Dalam kegelapan gua yang sunyi hanya senyap-senyap suara aliran air terdengar. Sebuah headlamp atau senter kepala yang digunakan Arif sesekali meneropong suasana dalam gua.
Saya memperhatikan bebatuan sekitar. Ada batu berwarna putih susu. Paling menyolok di antara batu lainnya yang terendam air di tepi sungai.
Warna dan pemukaannya licin mirip juga batu tawas. Saya mencoba menariknya ke atas tapi batu itu tak bergeming.
Ada lagi batu yang serupa di dekatnya, saya coba tarik tapi tak juga bergerak. Sepertinya batu putih itu melekat dengan bebatuan di lantai sungai.
Beberapa menit kemudian, kilatan lampu muncul dari seberang gua. Pak Amir rupanya sudah kembali bersama Eki dan Imran.
Terowongan Kembar
Kami pun kembali menuju arah mulut gua. Tiba di depan dua terowongan gua tadi, Imran melintas ke seberang lagi.

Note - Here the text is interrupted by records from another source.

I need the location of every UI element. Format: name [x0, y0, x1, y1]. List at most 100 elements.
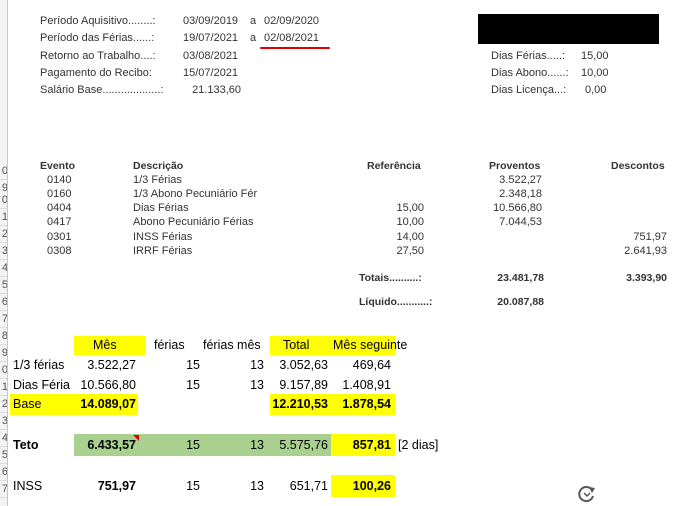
row-number[interactable]: 6: [0, 294, 7, 311]
evento-code: 0160: [47, 188, 72, 200]
cell-total[interactable]: 9.157,89: [268, 378, 328, 392]
dias-licenca-label: Dias Licença...:: [491, 84, 567, 96]
liquido-value: 20.087,88: [497, 296, 544, 308]
descricao: IRRF Férias: [133, 245, 193, 257]
cell-note[interactable]: [2 dias]: [398, 438, 438, 452]
cell-label-terco[interactable]: 1/3 férias: [13, 358, 64, 372]
descricao: Dias Férias: [133, 202, 189, 214]
cell-total[interactable]: 3.052,63: [268, 358, 328, 372]
col-header-descricao: Descrição: [133, 160, 184, 172]
cell-total[interactable]: 5.575,76: [268, 438, 328, 452]
reload-icon[interactable]: [576, 484, 598, 504]
cell-ferias-mes[interactable]: 13: [205, 479, 264, 493]
periodo-ferias-sep: a: [250, 32, 257, 44]
dias-ferias-value: 15,00: [581, 50, 609, 62]
retorno-value: 03/08/2021: [183, 50, 239, 62]
dias-abono-value: 10,00: [581, 67, 609, 79]
totais-label: Totais..........:: [359, 272, 422, 284]
cell-label-teto[interactable]: Teto: [13, 438, 38, 452]
sheet-header-mes[interactable]: Mês: [93, 338, 117, 352]
periodo-aquisitivo-to: 02/09/2020: [264, 15, 320, 27]
proventos: 10.566,80: [493, 202, 542, 214]
periodo-aquisitivo-from: 03/09/2019: [183, 15, 239, 27]
row-number[interactable]: 0: [0, 163, 7, 180]
cell-mes[interactable]: 751,97: [74, 479, 136, 493]
sheet-header-ferias[interactable]: férias: [154, 338, 185, 352]
cell-ferias-mes[interactable]: 13: [205, 438, 264, 452]
row-number[interactable]: 9: [0, 345, 7, 362]
periodo-ferias-from: 19/07/2021: [183, 32, 239, 44]
row-number[interactable]: 5: [0, 447, 7, 464]
cell-ferias-mes[interactable]: 13: [205, 358, 264, 372]
row-number[interactable]: 0: [0, 192, 7, 209]
descontos: 2.641,93: [624, 245, 667, 257]
cell-mes[interactable]: 3.522,27: [74, 358, 136, 372]
row-number[interactable]: 5: [0, 277, 7, 294]
cell-ferias[interactable]: 15: [145, 358, 200, 372]
periodo-ferias-label: Período das Férias......:: [40, 32, 155, 44]
row-number[interactable]: 3: [0, 413, 7, 430]
cell-mes[interactable]: 10.566,80: [74, 378, 136, 392]
proventos: 7.044,53: [499, 216, 542, 228]
sheet-header-mes-seguinte[interactable]: Mês seguinte: [333, 338, 407, 352]
cell-total[interactable]: 651,71: [268, 479, 328, 493]
row-number[interactable]: 3: [0, 243, 7, 260]
row-number[interactable]: 7: [0, 311, 7, 328]
cell-mes[interactable]: 14.089,07: [74, 397, 136, 411]
dias-abono-label: Dias Abono......:: [491, 67, 569, 79]
periodo-aquisitivo-sep: a: [250, 15, 257, 27]
retorno-label: Retorno ao Trabalho....:: [40, 50, 156, 62]
dias-licenca-value: 0,00: [585, 84, 607, 96]
descricao: Abono Pecuniário Férias: [133, 216, 254, 228]
evento-code: 0404: [47, 202, 72, 214]
totais-descontos: 3.393,90: [626, 272, 667, 284]
cell-mes-seguinte[interactable]: 100,26: [331, 479, 391, 493]
liquido-label: Líquido...........:: [359, 296, 433, 308]
referencia: 27,50: [396, 245, 424, 257]
cell-mes-seguinte[interactable]: 1.878,54: [331, 397, 391, 411]
row-number[interactable]: 8: [0, 328, 7, 345]
row-number[interactable]: 1: [0, 379, 7, 396]
cell-label-dias[interactable]: Dias Féria: [13, 378, 70, 392]
proventos: 3.522,27: [499, 174, 542, 186]
totais-proventos: 23.481,78: [497, 272, 544, 284]
cell-mes-seguinte[interactable]: 469,64: [331, 358, 391, 372]
cell-label-inss[interactable]: INSS: [13, 479, 42, 493]
row-number[interactable]: 0: [0, 362, 7, 379]
cell-label-base[interactable]: Base: [13, 397, 42, 411]
row-number[interactable]: 4: [0, 260, 7, 277]
row-number[interactable]: 7: [0, 481, 7, 498]
cell-ferias[interactable]: 15: [145, 438, 200, 452]
referencia: 10,00: [396, 216, 424, 228]
evento-code: 0140: [47, 174, 72, 186]
pagamento-label: Pagamento do Recibo:: [40, 67, 152, 79]
periodo-aquisitivo-label: Período Aquisitivo........:: [40, 15, 156, 27]
sheet-header-total[interactable]: Total: [283, 338, 309, 352]
row-number[interactable]: 1: [0, 209, 7, 226]
evento-code: 0417: [47, 216, 72, 228]
cell-mes-seguinte[interactable]: 1.408,91: [331, 378, 391, 392]
evento-code: 0301: [47, 231, 72, 243]
col-header-proventos: Proventos: [489, 160, 541, 172]
red-underline-annotation: [260, 47, 330, 49]
row-number[interactable]: 4: [0, 430, 7, 447]
descontos: 751,97: [633, 231, 667, 243]
referencia: 14,00: [396, 231, 424, 243]
cell-total[interactable]: 12.210,53: [268, 397, 328, 411]
cell-mes[interactable]: 6.433,57: [74, 438, 136, 452]
descricao: INSS Férias: [133, 231, 193, 243]
cell-ferias[interactable]: 15: [145, 378, 200, 392]
row-number-gutter: 0 9 0 1 2 3 4 5 6 7 8 9 0 1 2 3 4 5 6 7: [0, 0, 8, 506]
row-number[interactable]: 2: [0, 226, 7, 243]
col-header-descontos: Descontos: [611, 160, 665, 172]
proventos: 2.348,18: [499, 188, 542, 200]
row-number[interactable]: 6: [0, 464, 7, 481]
cell-ferias-mes[interactable]: 13: [205, 378, 264, 392]
cell-ferias[interactable]: 15: [145, 479, 200, 493]
pagamento-value: 15/07/2021: [183, 67, 239, 79]
referencia: 15,00: [396, 202, 424, 214]
dias-ferias-label: Dias Férias.....:: [491, 50, 565, 62]
sheet-header-ferias-mes[interactable]: férias mês: [203, 338, 261, 352]
cell-mes-seguinte[interactable]: 857,81: [331, 438, 391, 452]
row-number[interactable]: 2: [0, 396, 7, 413]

Ternyata dia mengecek sebuah lorong dalam gua. Saya pikir tidak ada lorong gua disitu karena ruangan gua di sekitar dua terowongan tadi begitu gelap.
Imran kemudian mengajak kami menyeberang dan masuk ke lorong gua tersebut. Sepertinya seluk beluk dalam gua Makkaraowe ini sudah lama diketahui Imran.
Di mulut lorong gua itu terdapat beberapa batang pohon berukuran besar yang menutup sebagian ruang masuk ke dalam gua.